On the day 60 Minutes Wednesday visited, the campus was empty. There were only two cars in the parking lot, and no sign of faculty or students. We spotted one employee and asked for a campus tour. The employee told us to wait outside, then locked the door and called police.
We left, but not before noticing that Hamilton doesn't look like a typical university. It looks more like an old motel, which is exactly what it was.
"The campus doesn't exist," says Dawn Curtis, who along with Tracy Robirds, once did clerical work for Hamilton University. She says they were two-thirds of the entire staff, and they left after realizing the school wasn't quite as advertised.
"We never saw any faculty advisers at all. We never saw faculty at all, ever," says Curtis. "There aren't any teachers."
When did she start to figure out that Hamilton Campus wasn't a legitimate college? "When I started reading some of the paperwork that started coming back from the students," says Curtis. "And I started seeing that the turnaround between receiving the papers and the graded papers, the promise, and the degrees going out was very fast – pretty much as soon as the checks cleared."
How do you get a degree from Hamilton? You start by filling out a form on a site that claims to be an independent referral service. But it really was set up to funnel business to Hamilton. You'll then be offered dozens of degrees. If you're accepted, and chances are good you will be, it can take as little as a week or two to get a diploma. Your main assignments are to write a short paper and a big check.
How were some of the papers? Were they pretty good? "Probably 80 percent of them. It's not quality work," says Curtis. "Some of them actually really put a lot of work into this, really put a lot of work into their dissertation. I mean, seriously a lot of work. I feel sorry for those people, because they thought this was the real deal."
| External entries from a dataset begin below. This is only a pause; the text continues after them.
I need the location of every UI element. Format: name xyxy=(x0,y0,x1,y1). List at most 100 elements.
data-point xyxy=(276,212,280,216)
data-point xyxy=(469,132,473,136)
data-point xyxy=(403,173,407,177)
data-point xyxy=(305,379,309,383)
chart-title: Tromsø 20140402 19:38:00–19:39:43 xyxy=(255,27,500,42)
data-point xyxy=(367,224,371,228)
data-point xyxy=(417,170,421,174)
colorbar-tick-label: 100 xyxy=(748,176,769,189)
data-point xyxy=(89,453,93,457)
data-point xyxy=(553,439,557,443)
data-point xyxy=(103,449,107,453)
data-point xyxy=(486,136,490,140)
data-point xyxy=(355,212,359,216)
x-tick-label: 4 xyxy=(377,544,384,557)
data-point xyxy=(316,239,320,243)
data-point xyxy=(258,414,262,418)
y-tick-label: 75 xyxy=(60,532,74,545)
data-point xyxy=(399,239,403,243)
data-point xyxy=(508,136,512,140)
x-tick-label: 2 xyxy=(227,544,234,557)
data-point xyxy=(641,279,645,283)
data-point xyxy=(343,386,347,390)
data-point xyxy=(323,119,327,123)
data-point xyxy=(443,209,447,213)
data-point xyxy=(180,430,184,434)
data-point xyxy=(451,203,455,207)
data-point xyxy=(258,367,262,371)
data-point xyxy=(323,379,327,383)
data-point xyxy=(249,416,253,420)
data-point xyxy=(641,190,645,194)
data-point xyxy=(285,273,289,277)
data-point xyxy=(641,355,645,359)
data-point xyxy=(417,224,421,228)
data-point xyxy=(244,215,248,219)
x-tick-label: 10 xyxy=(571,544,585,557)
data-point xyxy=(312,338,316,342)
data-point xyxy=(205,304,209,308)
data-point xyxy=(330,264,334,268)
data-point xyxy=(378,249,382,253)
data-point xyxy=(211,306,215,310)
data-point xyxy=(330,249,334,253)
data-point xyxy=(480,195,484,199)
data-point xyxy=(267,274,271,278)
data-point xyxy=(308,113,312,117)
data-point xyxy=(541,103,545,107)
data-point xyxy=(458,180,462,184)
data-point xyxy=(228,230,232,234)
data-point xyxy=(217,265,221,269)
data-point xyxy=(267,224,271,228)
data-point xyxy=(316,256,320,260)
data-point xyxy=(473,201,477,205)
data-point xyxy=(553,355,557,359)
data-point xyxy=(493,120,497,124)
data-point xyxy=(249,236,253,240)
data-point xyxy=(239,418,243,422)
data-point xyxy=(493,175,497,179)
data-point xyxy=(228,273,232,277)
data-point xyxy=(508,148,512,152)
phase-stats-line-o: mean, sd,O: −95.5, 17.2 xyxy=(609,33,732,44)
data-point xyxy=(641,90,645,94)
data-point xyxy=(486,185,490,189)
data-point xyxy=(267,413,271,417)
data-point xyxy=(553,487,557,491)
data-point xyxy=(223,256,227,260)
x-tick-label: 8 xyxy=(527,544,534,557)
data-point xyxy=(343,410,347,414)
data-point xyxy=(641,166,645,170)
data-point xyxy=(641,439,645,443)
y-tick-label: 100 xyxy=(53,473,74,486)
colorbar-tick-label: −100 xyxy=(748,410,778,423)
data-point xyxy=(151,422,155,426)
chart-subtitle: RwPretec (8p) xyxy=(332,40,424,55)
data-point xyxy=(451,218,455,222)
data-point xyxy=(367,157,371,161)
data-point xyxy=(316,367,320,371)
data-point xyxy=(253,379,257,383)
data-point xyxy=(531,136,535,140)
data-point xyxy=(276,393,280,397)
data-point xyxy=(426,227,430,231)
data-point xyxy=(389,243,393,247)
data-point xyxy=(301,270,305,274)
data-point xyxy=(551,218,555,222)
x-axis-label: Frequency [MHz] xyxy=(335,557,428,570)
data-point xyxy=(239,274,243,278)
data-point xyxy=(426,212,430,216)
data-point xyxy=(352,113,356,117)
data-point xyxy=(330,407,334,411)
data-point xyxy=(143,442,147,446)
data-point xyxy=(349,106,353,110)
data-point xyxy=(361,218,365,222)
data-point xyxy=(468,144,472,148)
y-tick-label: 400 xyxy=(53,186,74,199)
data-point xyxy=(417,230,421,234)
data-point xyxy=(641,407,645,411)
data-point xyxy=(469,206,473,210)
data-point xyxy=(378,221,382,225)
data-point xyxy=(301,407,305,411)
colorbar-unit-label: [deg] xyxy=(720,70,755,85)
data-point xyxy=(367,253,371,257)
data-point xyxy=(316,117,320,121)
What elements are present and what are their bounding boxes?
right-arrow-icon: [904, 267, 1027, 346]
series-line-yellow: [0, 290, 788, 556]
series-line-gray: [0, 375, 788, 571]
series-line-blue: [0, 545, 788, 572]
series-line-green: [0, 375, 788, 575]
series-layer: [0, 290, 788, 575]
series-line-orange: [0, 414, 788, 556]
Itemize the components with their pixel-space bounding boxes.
Laura Callahan says she thought Hamilton was real, just one of many of legitimate schools that offer courses and degrees through the Internet.
"I wanted to finish college. It was a completely personal goal of mine," says Callahan. "All through my professional career, there was never a job requirement that required me to have an educational degree."
The former Homeland Security executive says she couldn't afford the time or the money for a traditional school, so she checked the Internet for an online university: "Hamilton is advertising themselves as being a four-year school, and even had advanced degrees in computer information systems through their distance learning. Sounded like a good match."
Hamilton's Web site claims the school is accredited, so Callahan says she thought it was a safe bet. She also thought she knew her way around a campus, even if it was a cyber-campus. She'd taken dozens of correspondence and distance learning courses, enough to earn a junior college degree.
All those credits and her "life experience," over 15 years with the government working with computers, qualified her, according to Hamilton, to get her bachelor's and master's degrees. All she needed was to take a 10-question ethics quiz and write a 2,000-word thesis, which amounts to just four pages.
Did that send a red flag? "To me, it wasn't a matter of meeting the minimum," says Callahan. "To me, it was a matter of satisfying my own personal sense of, 'Did I do it, the best job I could?'"
With degrees in hand, Callahan wanted more, and Hamilton was happy to oblige. She wrote a lengthy dissertation and sent another check, and $7,000 later, she was Dr. Laura Callahan, Ph.D.
Did she feel like she was just buying a degree? "I would feel that way if I didn't do the work, if I didn't transfer in all the other prior learning experiences, and if I didn't put in an honest effort into the papers and the work that I did with Hamilton," says Callahan.